Kotleciki ziemniaczane z kiełbasą i żółtym serem
Choć kotleciki te nazywają się „ziemniaczane” i zawierają ziemniaki w swym składzie, tak na prawdę smakiem bardziej przypominają mi małe omlety. Zdecydowanie dominującym smakiem są tutaj jajka i ser, zaś ziemniaki schodzą na dalszy plan. Przez dodatek piany z białek są delikatne i leciutkie niczym chmurka;)
Jeśli macie patelnię, na której możecie smażyć beztłuszczowo zdecydowanie polecam Wam ten wybór. Placuszki wychodzą wówczas delikatniejsze i nie wpijają tyle tłuszczu co przy tradycyjnym smażeniu.
Takie kotleciki bardzo smakują mojemu dziecku. Najbardziej lubi z salami lub solo. Za tymi z kiełbaską niespecjalnie przepada. Jeśli chodzi o mnie to, szczerze mówiąc smak kiełbasy gdzieś mi się tutaj traci, ale mimo wszystko lubię jak jest dodana ? Zróbcie sobie takie kotleciki i dobierzcie te dodatki, jakie pasują Wam najbardziej.
- 600 g ugotowanych ziemniaków
- 200 g cienkiej kiełbasy
- 5-6 jajek
- około 100 g startego sera żółtego (u mnie cheddar)
- szczypta gałki muszkatołowej
- sól, pieprz
- olej do smażenia
Ugotowane, przestudzone ziemniaki przepuszczamy przez praskę.
Kiełbasę kroimy na plasterki.
Ser żółty trzemy na drobnych oczkach tarki.
Do naczynia z ziemniakami dodajemy rozbełtane żółtka oraz tarty ser.
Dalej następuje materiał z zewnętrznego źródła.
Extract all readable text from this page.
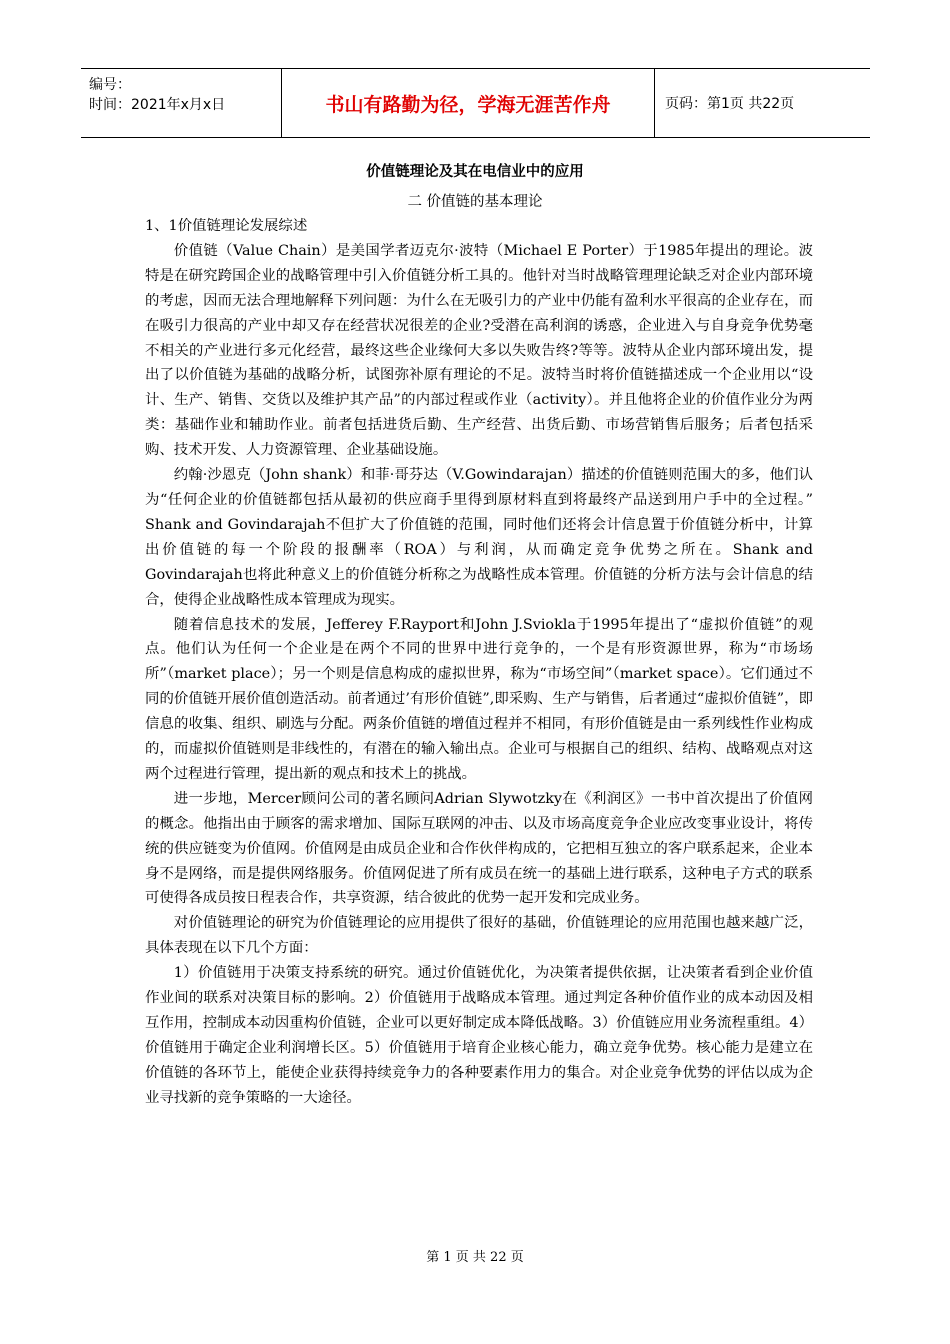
编号：
时间：2021年x月x日	书山有路勤为径，学海无涯苦作舟	页码：第1页 共22页
价值链理论及其在电信业中的应用
二 价值链的基本理论

1、1价值链理论发展综述

价值链（Value Chain）是美国学者迈克尔·波特（Michael E Porter）于1985年提出的理论。波特是在研究跨国企业的战略管理中引入价值链分析工具的。他针对当时战略管理理论缺乏对企业内部环境的考虑，因而无法合理地解释下列问题：为什么在无吸引力的产业中仍能有盈利水平很高的企业存在，而在吸引力很高的产业中却又存在经营状况很差的企业?受潜在高利润的诱惑，企业进入与自身竞争优势毫不相关的产业进行多元化经营，最终这些企业缘何大多以失败告终?等等。波特从企业内部环境出发，提出了以价值链为基础的战略分析，试图弥补原有理论的不足。波特当时将价值链描述成一个企业用以“设计、生产、销售、交货以及维护其产品”的内部过程或作业（activity）。并且他将企业的价值作业分为两类：基础作业和辅助作业。前者包括进货后勤、生产经营、出货后勤、市场营销售后服务；后者包括采购、技术开发、人力资源管理、企业基础设施。

约翰·沙恩克（John shank）和菲·哥芬达（V.Gowindarajan）描述的价值链则范围大的多，他们认为“任何企业的价值链都包括从最初的供应商手里得到原材料直到将最终产品送到用户手中的全过程。” Shank and Govindarajah不但扩大了价值链的范围，同时他们还将会计信息置于价值链分析中，计算出价值链的每一个阶段的报酬率（ROA）与利润，从而确定竞争优势之所在。Shank and Govindarajah也将此种意义上的价值链分析称之为战略性成本管理。价值链的分析方法与会计信息的结合，使得企业战略性成本管理成为现实。

随着信息技术的发展，Jefferey F.Rayport和John J.Sviokla于1995年提出了“虚拟价值链”的观点。他们认为任何一个企业是在两个不同的世界中进行竞争的，一个是有形资源世界，称为“市场场所”（market place）；另一个则是信息构成的虚拟世界，称为“市场空间”（market space）。它们通过不同的价值链开展价值创造活动。前者通过’有形价值链”,即采购、生产与销售，后者通过“虚拟价值链”，即信息的收集、组织、刷选与分配。两条价值链的增值过程并不相同，有形价值链是由一系列线性作业构成的，而虚拟价值链则是非线性的，有潜在的输入输出点。企业可与根据自己的组织、结构、战略观点对这两个过程进行管理，提出新的观点和技术上的挑战。

进一步地，Mercer顾问公司的著名顾问Adrian Slywotzky在《利润区》一书中首次提出了价值网的概念。他指出由于顾客的需求增加、国际互联网的冲击、以及市场高度竞争企业应改变事业设计，将传统的供应链变为价值网。价值网是由成员企业和合作伙伴构成的，它把相互独立的客户联系起来，企业本身不是网络，而是提供网络服务。价值网促进了所有成员在统一的基础上进行联系，这种电子方式的联系可使得各成员按日程表合作，共享资源，结合彼此的优势一起开发和完成业务。

对价值链理论的研究为价值链理论的应用提供了很好的基础，价值链理论的应用范围也越来越广泛，具体表现在以下几个方面：

1）价值链用于决策支持系统的研究。通过价值链优化，为决策者提供依据，让决策者看到企业价值作业间的联系对决策目标的影响。2）价值链用于战略成本管理。通过判定各种价值作业的成本动因及相互作用，控制成本动因重构价值链，企业可以更好制定成本降低战略。3）价值链应用业务流程重组。4）价值链用于确定企业利润增长区。5）价值链用于培育企业核心能力，确立竞争优势。核心能力是建立在价值链的各环节上，能使企业获得持续竞争力的各种要素作用力的集合。对企业竞争优势的评估以成为企业寻找新的竞争策略的一大途径。

第 1 页 共 22 页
Doprawiamy solą, pieprzem oraz gałką muszkatołową do smaku.
Białka ubijamy na sztywną pianę. Delikatnie łączymy z masą ziemniaczaną.
Patelnię rozgrzewamy (jeśli nie macie patelni do beztłuszczowego smażenia, wlejcie trochę oleju). Wykładamy po 1 łyżce masy na 1 placuszka. Na wierzch lekko wciskamy kilka plasterków kiełbasy. Smażymy z obu stron na złoto.
Podajemy polane ketchupem i posypane szczypiorkiem.